Miel is also working in tandem with a local nonprofit, Day One Disaster Relief, to provide additional mutual aid. Day One started after Hurricane Florence battered North Carolina in 2018 and has traditionally focused on disaster relief. It is now working to address the devastating consequences of the coronavirus pandemic. 

“We have a fund set up on GoFundMe and we’re fundraising to assess what the most critical need is each day,” Miel said. “Right now the critical need is figuring out how to get ventilators here locally.” 

The group’s GoFundMe has raised more than $8,000 of its $1 million goal so far. Miel is working with Day One’s executive director, Jil Christensen, and hopes they will eventually be able to help workers who’ve lost wages, but the focus is currently on addressing supply chain shortages of ventilators, masks, and medical supplies.

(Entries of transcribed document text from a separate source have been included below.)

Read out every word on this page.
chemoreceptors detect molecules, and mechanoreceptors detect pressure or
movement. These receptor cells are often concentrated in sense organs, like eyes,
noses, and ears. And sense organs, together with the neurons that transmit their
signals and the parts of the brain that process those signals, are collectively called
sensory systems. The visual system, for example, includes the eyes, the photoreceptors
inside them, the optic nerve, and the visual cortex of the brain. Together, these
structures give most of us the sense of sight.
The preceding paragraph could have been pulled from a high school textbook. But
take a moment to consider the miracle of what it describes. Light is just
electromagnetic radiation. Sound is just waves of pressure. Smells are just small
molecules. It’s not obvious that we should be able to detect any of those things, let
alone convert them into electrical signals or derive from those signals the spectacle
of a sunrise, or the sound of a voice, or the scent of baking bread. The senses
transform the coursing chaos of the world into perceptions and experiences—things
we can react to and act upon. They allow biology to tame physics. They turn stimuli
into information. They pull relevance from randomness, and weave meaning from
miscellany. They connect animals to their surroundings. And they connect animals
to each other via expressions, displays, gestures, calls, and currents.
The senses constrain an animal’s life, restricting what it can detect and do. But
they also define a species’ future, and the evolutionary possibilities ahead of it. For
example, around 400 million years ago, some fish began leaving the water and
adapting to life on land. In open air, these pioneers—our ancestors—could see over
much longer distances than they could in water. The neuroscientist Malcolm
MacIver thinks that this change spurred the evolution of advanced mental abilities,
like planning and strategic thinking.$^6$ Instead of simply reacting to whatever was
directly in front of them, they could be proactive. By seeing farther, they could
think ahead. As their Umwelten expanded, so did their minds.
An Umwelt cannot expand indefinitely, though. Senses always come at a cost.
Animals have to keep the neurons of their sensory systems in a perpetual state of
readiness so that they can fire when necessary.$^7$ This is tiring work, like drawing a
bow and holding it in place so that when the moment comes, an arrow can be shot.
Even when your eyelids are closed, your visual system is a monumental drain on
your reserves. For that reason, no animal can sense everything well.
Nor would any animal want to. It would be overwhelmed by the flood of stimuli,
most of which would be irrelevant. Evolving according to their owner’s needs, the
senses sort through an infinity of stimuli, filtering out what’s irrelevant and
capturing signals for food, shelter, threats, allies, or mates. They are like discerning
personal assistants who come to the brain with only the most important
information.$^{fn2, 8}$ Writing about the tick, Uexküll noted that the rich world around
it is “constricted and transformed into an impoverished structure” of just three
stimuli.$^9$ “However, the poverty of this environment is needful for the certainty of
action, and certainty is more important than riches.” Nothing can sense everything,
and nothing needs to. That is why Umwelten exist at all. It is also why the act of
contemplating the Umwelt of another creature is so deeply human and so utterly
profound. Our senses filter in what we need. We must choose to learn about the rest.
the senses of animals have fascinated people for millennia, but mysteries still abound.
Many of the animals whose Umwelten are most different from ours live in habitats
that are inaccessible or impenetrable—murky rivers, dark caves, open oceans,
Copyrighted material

“We’re trying to facilitate that process as quickly as possible so we can be ahead of the bigger outbreak here,” Miel said.

There are currently 63 confirmed cases of the coronavirus in North Carolina, including 12 in Durham County, but the real number is likely much higher given the nationwide testing shortage. The number of cases in the state could reach as many as 4,000 by April 2, according to one epidemiologist’s estimates. That sort of increase could put enormous pressure on hospitals in the Durham area and across North Carolina.

Miel and Day One are trying to stave off such a crisis, as are other organizations across the country. Together, Pall, Harris, and Miel’s efforts represent just a fraction of the mutual aid efforts being carried out across the U.S., underscoring a growing sense of social solidarity even amidst the social distancing and uncertainty. 

“Even though we are doing social distancing and it is important to isolate … it is equally important to check in on each other,” Pall said. “I felt like it was important to put something out there to encourage people to be more helpful to each other, to be a community.”

Editor’s Note: This story has been updated to include additional information about Day One Disaster Relief.